Jika didengarkan secara keseluruhan, album ini memiliki dramaturgi yang mewakili fase-fase perasaan. Sezairi menulisnya seperti sutradara yang menggubah narasi cinta dalam tiga babak: intro, interlude, dan outro.
Di babak pertama, “Lonely” membuka dengan perasaan hampa yang melahirkan pencarian koneksi. Lalu datang “Surrender” dan “Aku Untukmu”, dua lagu tentang menyerahkan diri pada cinta, seperti tarian di bawah cahaya sore. Namun setelah interlude “Katakan” suasana berubah. Datang “Habits”, lalu “Broken Promise”, dan akhirnya “Kan Ku Nantikan.” Cinta di sini bukan lagi ilusi romantik, tapi ruang sunyi tempat seseorang belajar berdamai dengan kecewa. Kisah ditutup manis dengan “The Way That I Love You.”
“Album ini berdurasi 32 menit, dan dalam bayanganku, ia seperti teman perjalanan. Sesuatu yang kamu dengarkan saat keluar rumah dan melangkah ke stasiun.

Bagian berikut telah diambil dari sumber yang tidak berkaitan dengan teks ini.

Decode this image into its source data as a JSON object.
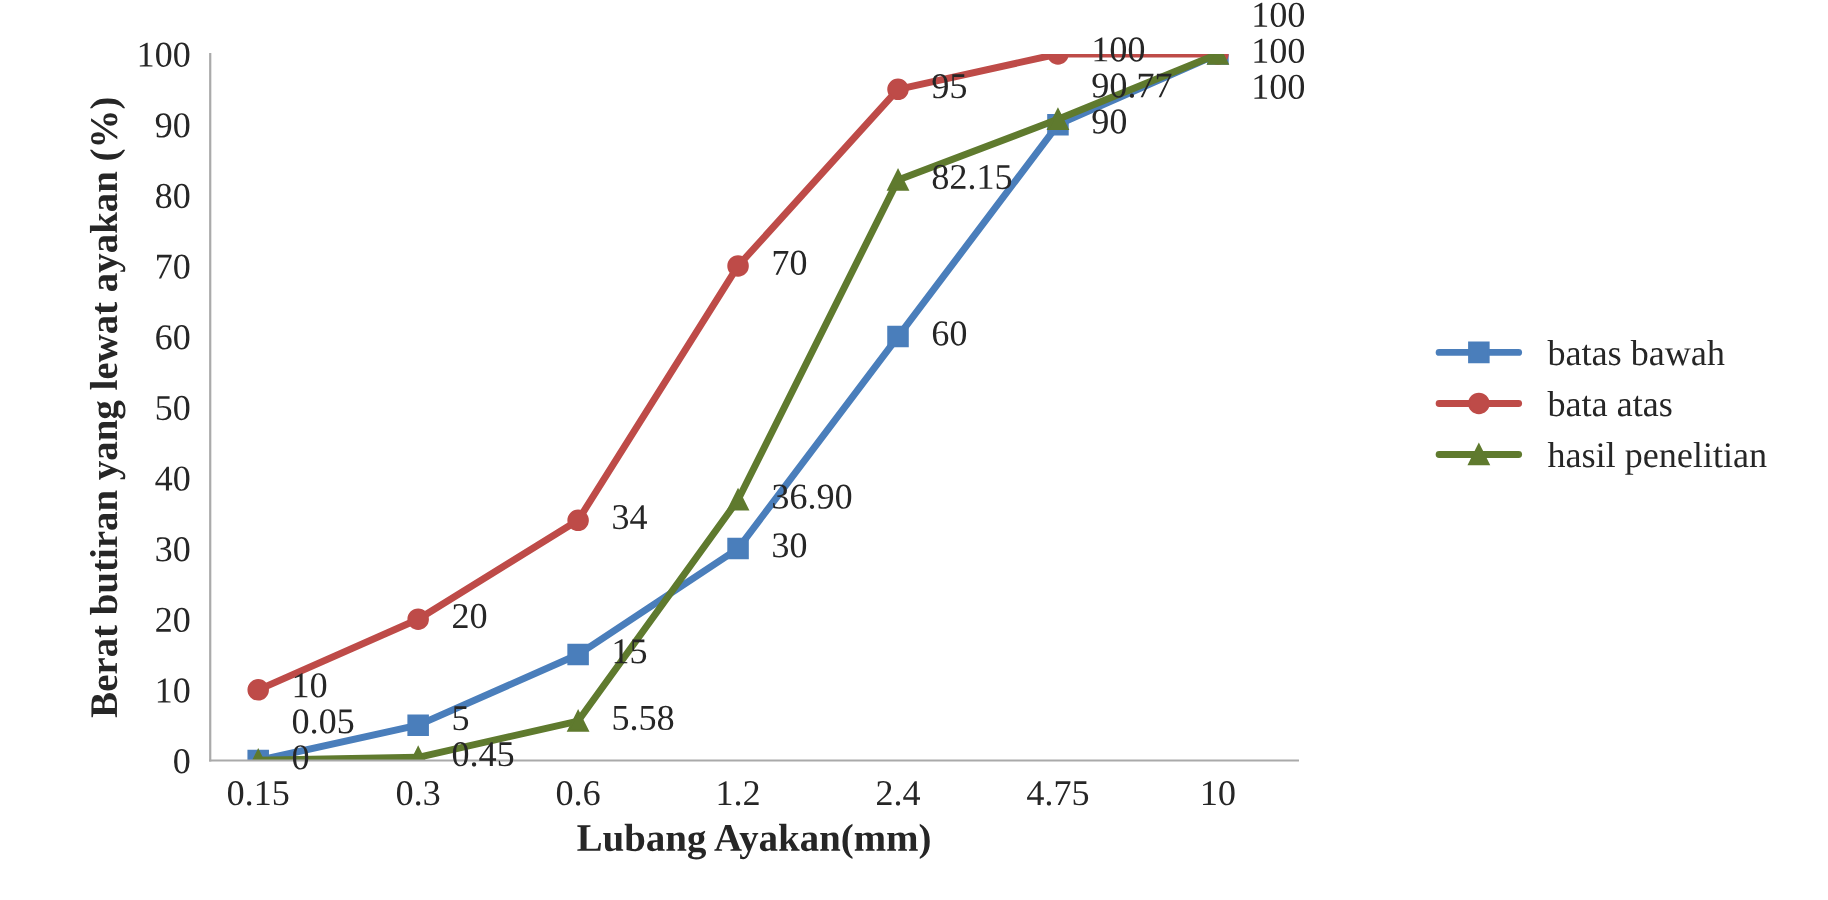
{
  "chart_data": {
    "type": "line",
    "xlabel": "Lubang Ayakan(mm)",
    "ylabel": "Berat butiran yang lewat ayakan (%)",
    "categories": [
      "0.15",
      "0.3",
      "0.6",
      "1.2",
      "2.4",
      "4.75",
      "10"
    ],
    "series": [
      {
        "name": "batas bawah",
        "color": "#4a7ebb",
        "marker": "square",
        "values": [
          0,
          5,
          15,
          30,
          60,
          90,
          100
        ],
        "value_labels": [
          "0",
          "5",
          "15",
          "30",
          "60",
          "90",
          "100"
        ]
      },
      {
        "name": "bata atas",
        "color": "#be4b48",
        "marker": "circle",
        "values": [
          10,
          20,
          34,
          70,
          95,
          100,
          100
        ],
        "value_labels": [
          "10",
          "20",
          "34",
          "70",
          "95",
          "100",
          "100"
        ]
      },
      {
        "name": "hasil penelitian",
        "color": "#5f7a2e",
        "marker": "triangle",
        "values": [
          0.05,
          0.45,
          5.58,
          36.9,
          82.15,
          90.77,
          100
        ],
        "value_labels": [
          "0.05",
          "0.45",
          "5.58",
          "36.90",
          "82.15",
          "90.77",
          "100"
        ]
      }
    ],
    "ylim": [
      0,
      100
    ],
    "yticks": [
      0,
      10,
      20,
      30,
      40,
      50,
      60,
      70,
      80,
      90,
      100
    ],
    "grid": false,
    "legend": "right",
    "line_style": "solid"
  }
}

Aku ingin pendengar benar-benar bisa ‘ada di sana’, merasakan tempat dan waktu dari setiap lagu, seolah visualnya muncul sendiri di kepala tanpa perlu video musik,” kata Sezairi.
“Broken Promise” Anthem Ratapan Kekecewaan
“Broken Promise” dipilih sebagai focus track, lagu ini adalah manifesto sonik sekaligus jantung emosional album ini. Sebuah tempat di mana pelajaran hidup dan luka Sezairi bermuara. Lagu ini menunjukkan keberaniannya untuk tampil tanpa topeng: produksi yang jujur, ketidaksempurnaan yang disengaja, dan ruang-ruang kosong yang membuat setiap detak terasa manusiawi.

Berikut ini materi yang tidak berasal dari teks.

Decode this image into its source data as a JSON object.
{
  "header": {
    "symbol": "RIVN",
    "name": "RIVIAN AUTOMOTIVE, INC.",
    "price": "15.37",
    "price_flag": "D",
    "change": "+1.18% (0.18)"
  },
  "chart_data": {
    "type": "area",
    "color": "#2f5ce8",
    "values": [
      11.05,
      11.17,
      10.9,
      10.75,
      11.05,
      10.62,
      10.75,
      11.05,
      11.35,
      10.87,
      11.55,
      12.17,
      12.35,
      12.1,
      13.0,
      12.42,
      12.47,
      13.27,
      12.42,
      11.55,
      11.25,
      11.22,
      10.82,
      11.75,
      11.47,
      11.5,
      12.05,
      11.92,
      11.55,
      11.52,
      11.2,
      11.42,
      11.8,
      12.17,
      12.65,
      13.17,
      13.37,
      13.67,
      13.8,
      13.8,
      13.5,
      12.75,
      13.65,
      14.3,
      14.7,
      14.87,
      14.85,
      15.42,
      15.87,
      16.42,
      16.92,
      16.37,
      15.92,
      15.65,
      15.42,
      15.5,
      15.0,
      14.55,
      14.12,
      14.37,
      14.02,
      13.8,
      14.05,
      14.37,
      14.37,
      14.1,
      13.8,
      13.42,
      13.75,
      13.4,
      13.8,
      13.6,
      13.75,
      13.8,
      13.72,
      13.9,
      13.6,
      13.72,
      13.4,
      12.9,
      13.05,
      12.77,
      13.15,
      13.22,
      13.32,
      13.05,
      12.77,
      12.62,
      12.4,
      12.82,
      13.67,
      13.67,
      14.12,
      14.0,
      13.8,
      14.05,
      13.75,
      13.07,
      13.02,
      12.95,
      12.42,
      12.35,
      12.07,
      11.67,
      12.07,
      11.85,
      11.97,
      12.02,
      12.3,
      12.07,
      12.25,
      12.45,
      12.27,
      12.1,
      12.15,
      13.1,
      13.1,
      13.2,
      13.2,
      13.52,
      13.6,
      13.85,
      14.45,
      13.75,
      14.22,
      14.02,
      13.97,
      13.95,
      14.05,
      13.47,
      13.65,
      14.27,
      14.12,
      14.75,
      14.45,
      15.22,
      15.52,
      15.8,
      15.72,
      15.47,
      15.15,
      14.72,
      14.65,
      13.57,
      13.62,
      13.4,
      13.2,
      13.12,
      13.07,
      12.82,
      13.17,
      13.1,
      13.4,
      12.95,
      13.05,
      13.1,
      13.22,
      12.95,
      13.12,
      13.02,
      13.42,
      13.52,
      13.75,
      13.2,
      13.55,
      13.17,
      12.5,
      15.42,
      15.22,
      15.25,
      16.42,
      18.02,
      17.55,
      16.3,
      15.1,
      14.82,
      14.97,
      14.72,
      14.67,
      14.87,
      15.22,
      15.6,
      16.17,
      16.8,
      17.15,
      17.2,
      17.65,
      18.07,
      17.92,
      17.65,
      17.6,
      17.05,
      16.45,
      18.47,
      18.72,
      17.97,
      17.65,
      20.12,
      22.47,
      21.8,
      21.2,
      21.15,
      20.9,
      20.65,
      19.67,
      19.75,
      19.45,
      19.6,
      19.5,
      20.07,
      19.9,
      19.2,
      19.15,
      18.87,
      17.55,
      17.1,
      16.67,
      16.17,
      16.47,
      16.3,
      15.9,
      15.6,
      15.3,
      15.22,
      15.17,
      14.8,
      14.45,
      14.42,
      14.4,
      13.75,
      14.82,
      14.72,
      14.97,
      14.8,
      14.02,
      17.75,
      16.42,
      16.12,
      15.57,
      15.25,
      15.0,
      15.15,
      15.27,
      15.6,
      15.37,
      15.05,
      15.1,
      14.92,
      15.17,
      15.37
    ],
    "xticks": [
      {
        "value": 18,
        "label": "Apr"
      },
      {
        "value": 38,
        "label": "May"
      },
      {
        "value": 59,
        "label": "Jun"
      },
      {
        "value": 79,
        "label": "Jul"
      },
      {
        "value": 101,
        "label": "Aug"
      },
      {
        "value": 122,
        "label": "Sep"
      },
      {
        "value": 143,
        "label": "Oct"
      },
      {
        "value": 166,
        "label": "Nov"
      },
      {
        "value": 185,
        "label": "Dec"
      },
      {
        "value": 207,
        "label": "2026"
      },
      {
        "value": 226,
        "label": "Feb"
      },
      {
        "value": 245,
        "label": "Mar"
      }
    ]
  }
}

“Aku sengaja bikin drum-nya nggak perfect,” katanya. “Karena orang yang kehilangan kepercayaan juga nggak akan pernah terasa tepat.”
Setiap detak dalam lagu ini terasa seperti denyut emosi yang tertahan: kick drum sedikit terlambat, snare tidak seragam, dan di antara ruang kosongnya ada sesuatu yang seperti napas manusia.
“Broken Promise” bukan lagu tentang putus cinta, ini adalah sebuah ratapan tentang kekecewaan bertubi-tubi yang datang dari sosok yang sama. “Lagu ini tentang seseorang yang sering mengecewakanmu,” ujar Sezairi. “Tentang janji yang diucapkan, tapi tak pernah ditepati.”
Merayakan Akar Kultur Indonesia dan Terapi Melihat Diri
Dengan porsi lagu berbahasa Indonesia yang lebih besar dibanding album-album sebelumnya, The Art of Surrender juga menjadi cara Sezairi merayakan akarnya. Sebagai musisi diaspora dengan darah Banjarmasin dan Pekalongan, album ini adalah bentuk pulang ke rumah. Bukan secara geografis, melainkan emosional.
“Aku harap pendengar di Indonesia bisa melihat ini sebagai titik penting dalam karierku,” katanya. “Bukan karena aku ingin membuktikan sesuatu, tapi karena aku akhirnya bisa benar-benar menjadi diriku sendiri tanpa kompromi.”
Sampul album menampilkan wajah Sezairi tanpa kacamata, tanpa simbol, tanpa pelindung. Ia mengaku tidak nyaman melihat wajahnya sendiri, tapi memutuskan untuk menatap kamera kali ini. “Itu bentuk exposure therapy,” ujarnya. “Aku harus melepas semua filter dan tampil apa adanya. Itu momen ketika aku benar-benar ‘menyerah’ untuk jadi diriku sendiri.”
Sezairi menyebut keseluruhan proses dalam pembuatan album ini sebagai the art of being an amateur—seni untuk kembali belajar dari awal. Mungkin itulah kenapa The Art of Surrender terdengar seperti album pertama dari seseorang yang sudah lama hidup di dunia musik. Ada kesegaran dalam kelelahan, ada harapan di balik kepasrahan. Di tengah industri yang terobsesi dengan kontrol, Sezairi justru menemukan kebebasan dalam melepaskan.